First, retirement: Your mother is only several years away from Social Security eligibility, assuming she’s been working. If she has not been working, she is entitled to a half of a former husband’s social security or hers, whichever is more. If she remarries, she loses that election. Thus, the economic consequences of Social Security are a consideration. Further, with regard to retirement beneficiaries, absent a premarital agreement a spouse must be named as the 401K or any other ERISA plan beneficiary. With regard to an IRA, anyone at any time can be named as a beneficiary at any time; IRA beneficiaries are not linked to marriage as are 401K and other ERISA retirement plans.

Second, please consider home ownership. Typically, when a married couple purchases a home, the attorney titles the home to both married persons as tenants by the entirety, which includes a right of survivorship. Consider whether or not the home is going to be funded equally with money from both parties and whether both parties are going to pay for the home. Then, of course, whoever is the first to die loses the home to the other surviving spouse. If this is not the intent, then a premarital agreement or an appropriate real estate agreement (post-marital agreement) at the time of purchase of the primary residence is in order.

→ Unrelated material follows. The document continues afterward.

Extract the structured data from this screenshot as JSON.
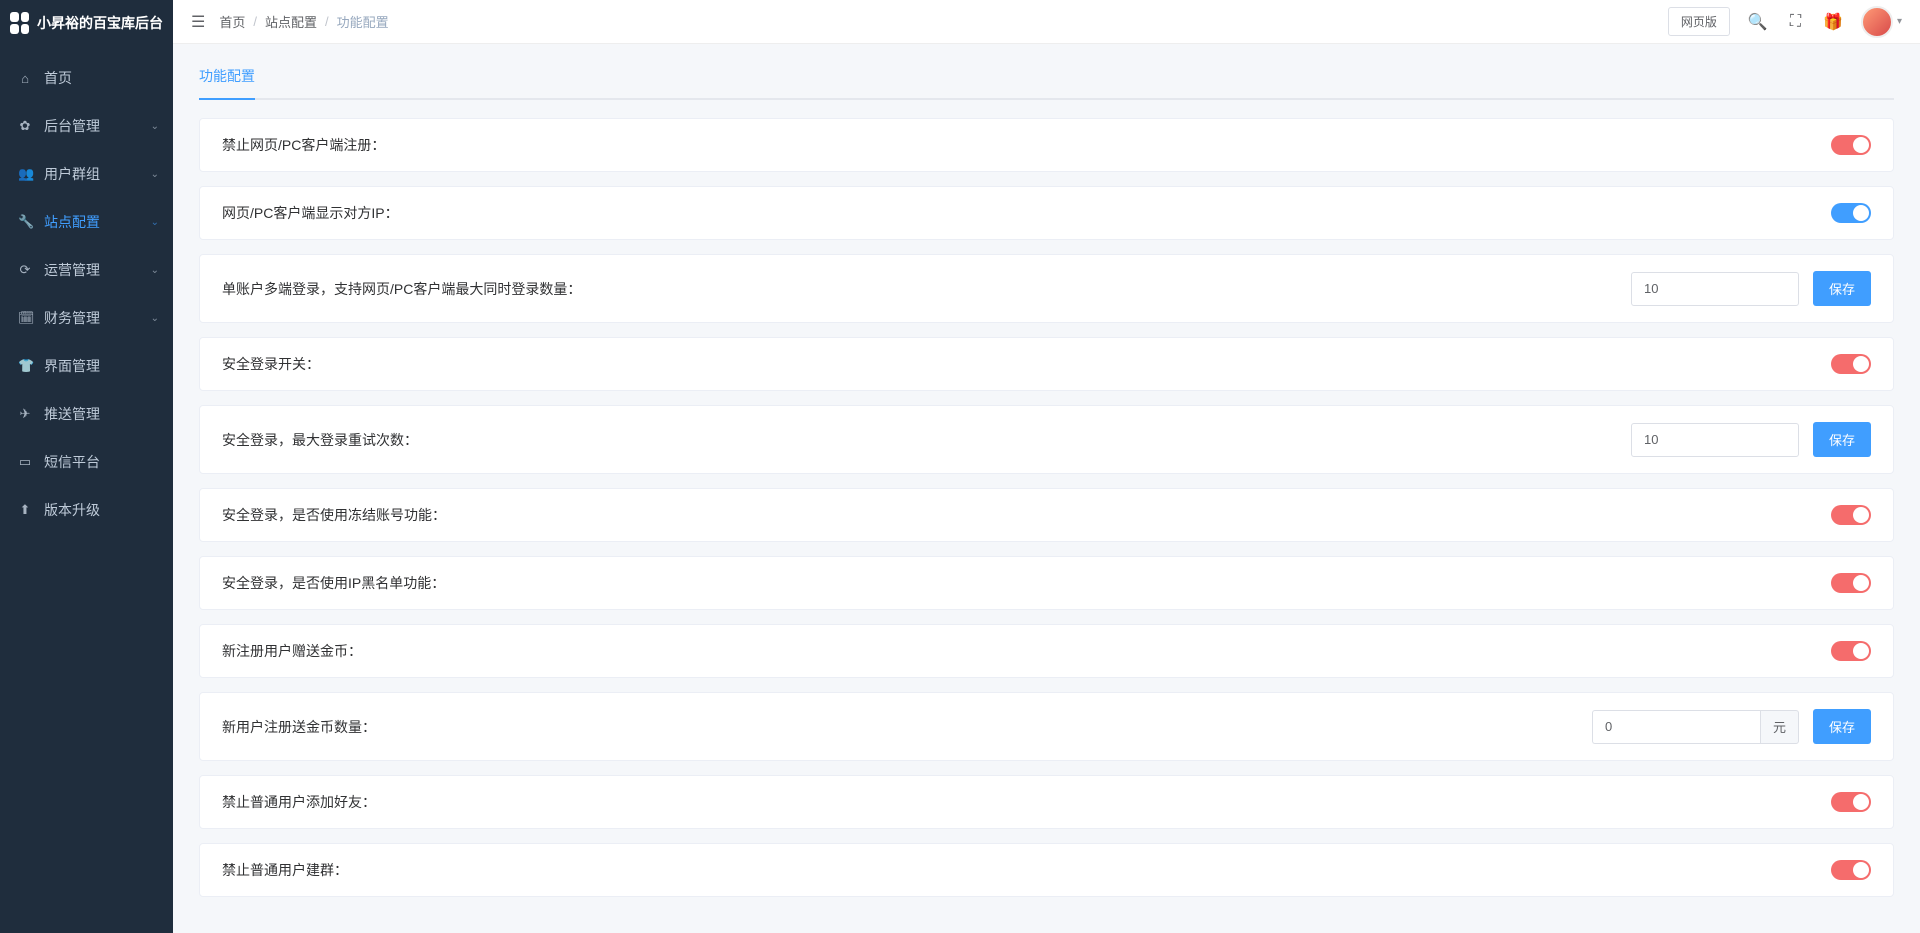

Third, you should consider the Doctrine of Necessaries. Today, both husband and wife share equally in the liability for the expenses of the other spouse. A medical provider can sue the other spouse for an unpaid medical bill under the North Caroline Doctrine of Necessaries. It is unclear whether the Doctrine of Necessaries can be waived in a premarital agreement, even if notice is given to a healthcare provider as long as the parties are in an intact marital situation. (In the case of separated spouses, there is a case that says the estranged spouse cannot be sued if notice of the separation is given to the healthcare provider.)

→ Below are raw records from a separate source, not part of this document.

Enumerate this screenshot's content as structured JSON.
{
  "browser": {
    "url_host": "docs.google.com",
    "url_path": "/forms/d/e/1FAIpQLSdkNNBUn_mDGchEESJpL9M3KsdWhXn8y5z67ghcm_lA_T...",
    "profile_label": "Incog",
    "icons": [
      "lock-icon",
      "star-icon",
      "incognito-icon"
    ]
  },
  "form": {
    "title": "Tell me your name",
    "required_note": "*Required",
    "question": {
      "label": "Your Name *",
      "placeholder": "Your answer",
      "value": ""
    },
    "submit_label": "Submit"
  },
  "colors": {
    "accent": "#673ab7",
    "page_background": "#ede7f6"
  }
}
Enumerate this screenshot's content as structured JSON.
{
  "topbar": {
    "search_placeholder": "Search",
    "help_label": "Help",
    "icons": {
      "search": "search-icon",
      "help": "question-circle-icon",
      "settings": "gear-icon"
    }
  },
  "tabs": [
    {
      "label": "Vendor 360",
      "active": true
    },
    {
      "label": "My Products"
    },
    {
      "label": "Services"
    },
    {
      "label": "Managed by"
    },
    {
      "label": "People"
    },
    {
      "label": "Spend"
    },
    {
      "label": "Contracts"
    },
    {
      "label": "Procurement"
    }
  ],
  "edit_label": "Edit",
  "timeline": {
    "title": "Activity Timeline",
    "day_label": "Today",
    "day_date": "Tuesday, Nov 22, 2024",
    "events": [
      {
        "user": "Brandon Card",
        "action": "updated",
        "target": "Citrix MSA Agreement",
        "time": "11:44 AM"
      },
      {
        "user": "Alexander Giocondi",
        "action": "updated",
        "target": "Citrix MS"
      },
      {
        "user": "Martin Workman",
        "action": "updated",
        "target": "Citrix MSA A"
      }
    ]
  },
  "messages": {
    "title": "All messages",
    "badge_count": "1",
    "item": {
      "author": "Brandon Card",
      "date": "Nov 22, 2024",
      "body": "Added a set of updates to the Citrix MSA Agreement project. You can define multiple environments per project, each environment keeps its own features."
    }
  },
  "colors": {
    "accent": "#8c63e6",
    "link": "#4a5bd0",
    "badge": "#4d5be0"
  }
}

Yes, your mother should consider a premarital agreement. A premarital agreement can deal with a myriad of the issues of the retirement beneficiaries, home ownership, how the household budget will be run and most any other item that is the financial component of a marriage other than perhaps the Doctrine of Necessaries. It is unclear in the North Caroline law if the Doctrine of Necessaries can be waived in an intact marriage.